América Latina se encuentra en una triple trampa de bajo crecimiento, con una productividad laboral estancada y una trayectoria de crecimiento negativa; alta desigualdad, manifestado en el desigual acceso a la educación de calidad y a oportunidades de trabajo decente, lo que perpetúa círculos de pobreza y exclusión; y baja capacidad institucional y de gobernanza, lo que impide responder eficazmente a estos desafíos. Además, se enfrenta a transformaciones medioambientales, demográficas y tecnológicas que marcarán el mercado laboral. Para redefinir el futuro, se pueden implementar acciones y políticas que se anticipen a estos cambios con el fin de disminuir la inseguridad laboral de la juventud a medio plazo, siendo la transformación digital, la transición hacia modelos de desarrollo medioambientalmente sostenibles y la implementación de sistemas integrales de cuidados una oportunidad necesaria para fomentar iniciativas que orienten la inversión hacia sectores prioritarios para una estrategia de desarrollo de largo plazo.

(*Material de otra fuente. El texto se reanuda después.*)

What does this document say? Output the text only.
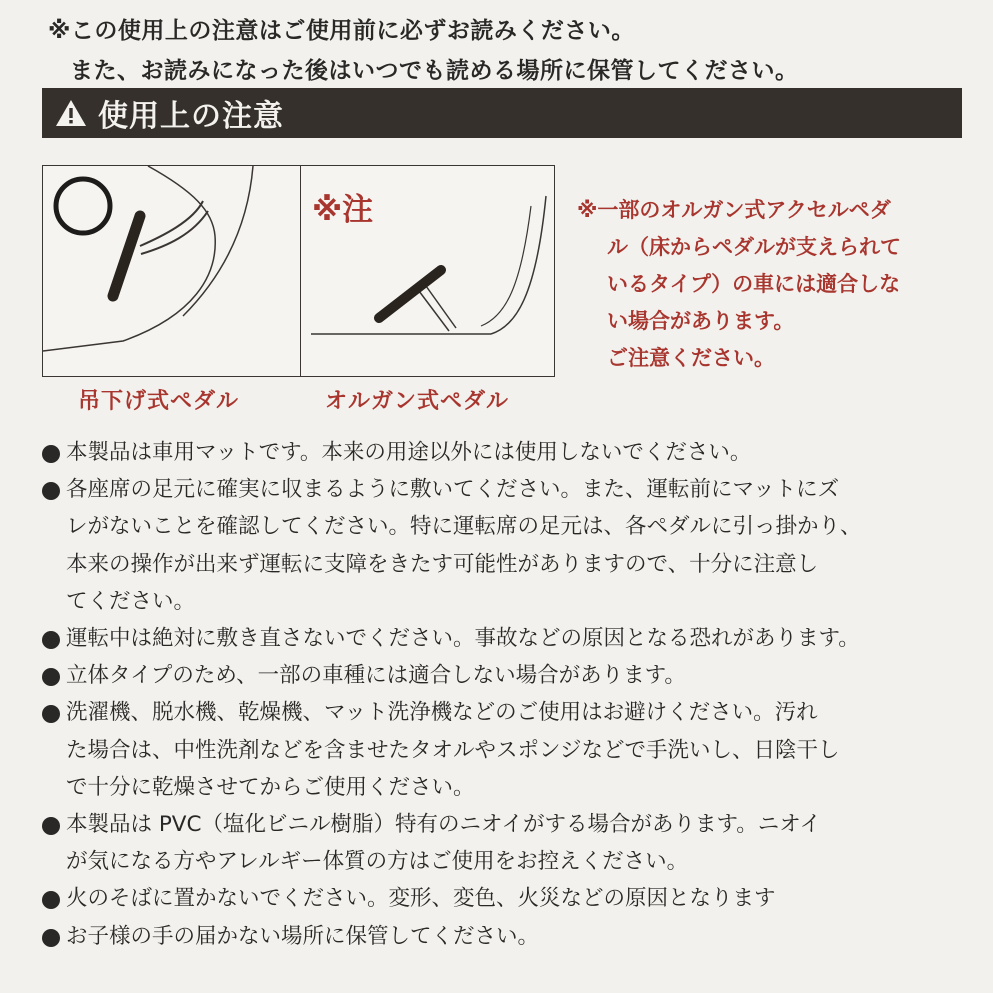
※この使用上の注意はご使用前に必ずお読みください。
また、お読みになった後はいつでも読める場所に保管してください。
使用上の注意
※注
吊下げ式ペダル	オルガン式ペダル
※一部のオルガン式アクセルペダ
ル（床からペダルが支えられて
いるタイプ）の車には適合しな
い場合があります。
ご注意ください。
本製品は車用マットです。本来の用途以外には使用しないでください。
各座席の足元に確実に収まるように敷いてください。また、運転前にマットにズ
レがないことを確認してください。特に運転席の足元は、各ペダルに引っ掛かり、
本来の操作が出来ず運転に支障をきたす可能性がありますので、十分に注意し
てください。
運転中は絶対に敷き直さないでください。事故などの原因となる恐れがあります。
立体タイプのため、一部の車種には適合しない場合があります。
洗濯機、脱水機、乾燥機、マット洗浄機などのご使用はお避けください。汚れ
た場合は、中性洗剤などを含ませたタオルやスポンジなどで手洗いし、日陰干し
で十分に乾燥させてからご使用ください。
本製品は PVC（塩化ビニル樹脂）特有のニオイがする場合があります。ニオイ
が気になる方やアレルギー体質の方はご使用をお控えください。
火のそばに置かないでください。変形、変色、火災などの原因となります
お子様の手の届かない場所に保管してください。
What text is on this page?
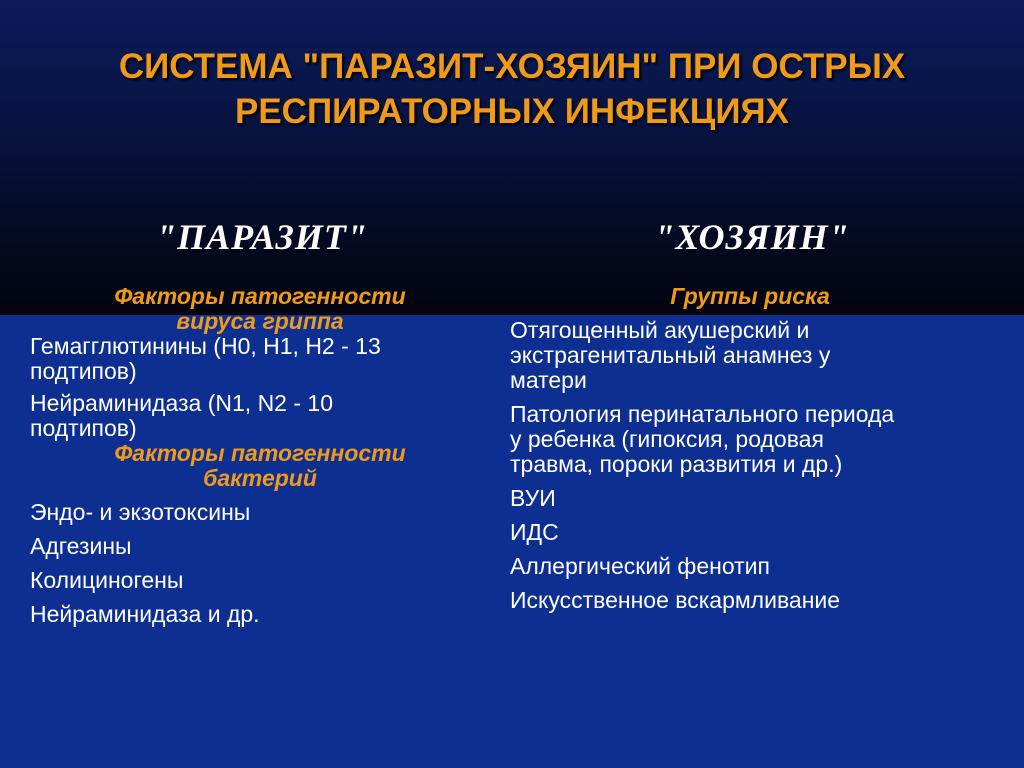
СИСТЕМА "ПАРАЗИТ-ХОЗЯИН" ПРИ ОСТРЫХ
РЕСПИРАТОРНЫХ ИНФЕКЦИЯХ
"ПАРАЗИТ"	"ХОЗЯИН"

Факторы патогенности
вируса гриппа

Гемагглютинины (Н0, Н1, Н2 - 13
подтипов)

Нейраминидаза (N1, N2 - 10
подтипов)

Факторы патогенности
бактерий

Эндо- и экзотоксины

Адгезины

Колициногены

Нейраминидаза и др.

Группы риска

Отягощенный акушерский и
экстрагенитальный анамнез у
матери

Патология перинатального периода
у ребенка (гипоксия, родовая
травма, пороки развития и др.)

ВУИ

ИДС

Аллергический фенотип

Искусственное вскармливание
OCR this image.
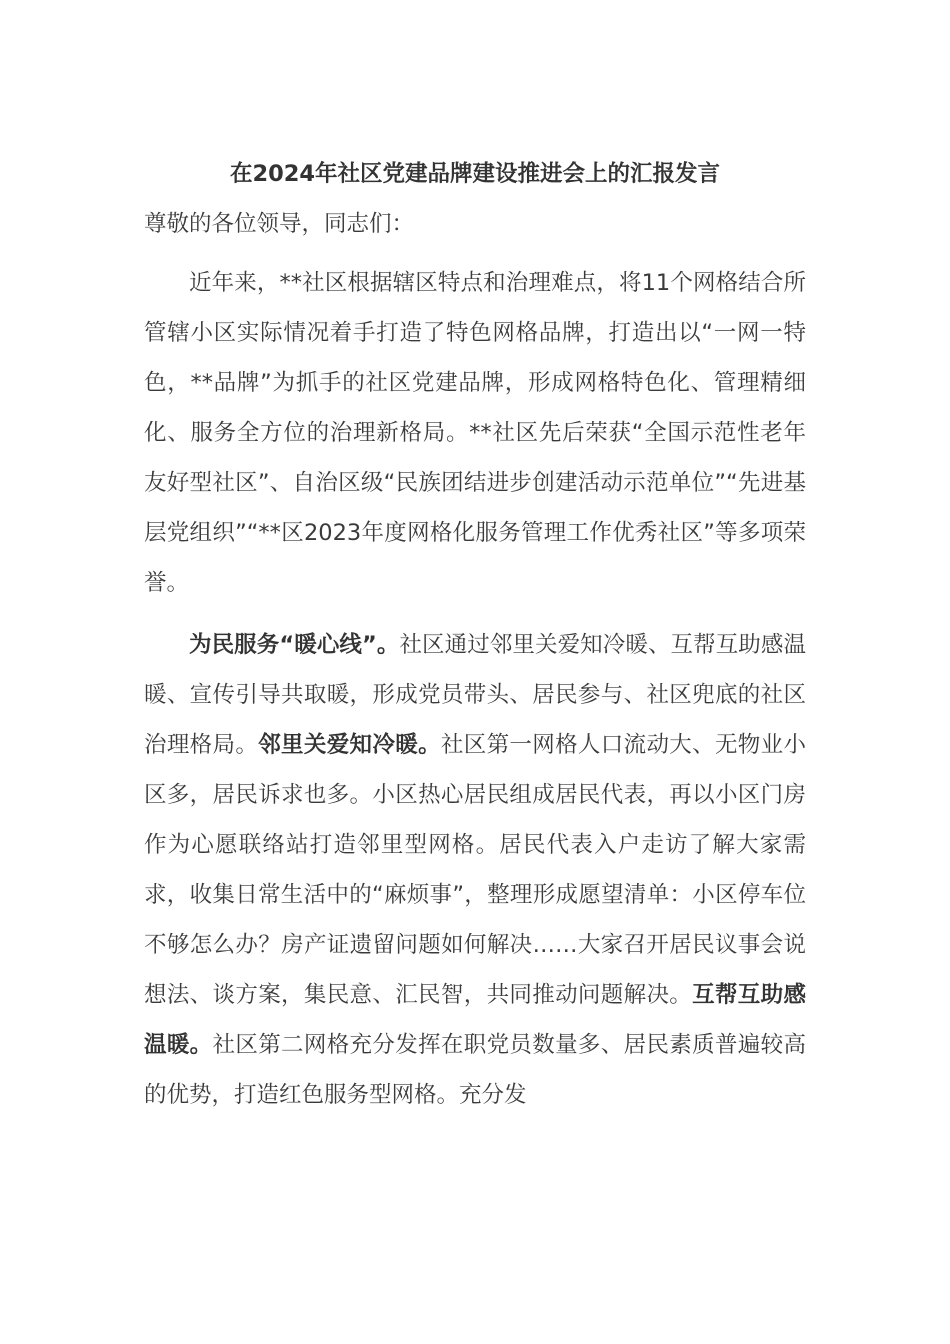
在2024年社区党建品牌建设推进会上的汇报发言
尊敬的各位领导，同志们：

近年来，**社区根据辖区特点和治理难点，将11个网格结合所管辖小区实际情况着手打造了特色网格品牌，打造出以“一网一特色，**品牌”为抓手的社区党建品牌，形成网格特色化、管理精细化、服务全方位的治理新格局。**社区先后荣获“全国示范性老年友好型社区”、自治区级“民族团结进步创建活动示范单位”“先进基层党组织”“**区2023年度网格化服务管理工作优秀社区”等多项荣誉。

为民服务“暖心线”。社区通过邻里关爱知冷暖、互帮互助感温暖、宣传引导共取暖，形成党员带头、居民参与、社区兜底的社区治理格局。邻里关爱知冷暖。社区第一网格人口流动大、无物业小区多，居民诉求也多。小区热心居民组成居民代表，再以小区门房作为心愿联络站打造邻里型网格。居民代表入户走访了解大家需求，收集日常生活中的“麻烦事”，整理形成愿望清单：小区停车位不够怎么办？房产证遗留问题如何解决……大家召开居民议事会说想法、谈方案，集民意、汇民智，共同推动问题解决。互帮互助感温暖。社区第二网格充分发挥在职党员数量多、居民素质普遍较高的优势，打造红色服务型网格。充分发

En este punto son de especial valor la implantación de políticas de inclusión laboral, para disminuir las altas tasas de informalidad juvenil e incentivar la creación directa e indirecta de empleos; las políticas de protección social, ya que proveen las condiciones materiales para que la juventud pueda involucrarse adecuadamente en sus procesos educativos y laborales sin dejar a nadie atrás, asegurando el acceso a la seguridad social independientemente del tipo de empleo; y la política pública, que permita afrontar el impacto de las grandes transformaciones en el empleo juvenil:
- considerando el rol central de la educación técnico-profesional para preparar a las nuevas generaciones con competencias claves para su inclusión laboral;
- respondiendo a la reconfiguración de la migración intrarregional, identificando y proponiendo respuestas a las necesidades educativas particulares de esta población para avanzar hacia su inclusión social y laboral;
- en relación con los impactos del cambio climático en la región, ahondando en los desafíos para la inclusión laboral juvenil que surgen en el contexto de la transición hacia economías ambientalmente sostenibles.
Para ello, es esencial asegurar la sostenibilidad financiera de las distintas políticas, al mismo tiempo que asegurar niveles adecuados de cobertura y suficiencia de sus prestaciones, con el fin de asegurar estabilidad de las políticas públicas a medio plazo, así como, unas instituciones fortalecidas.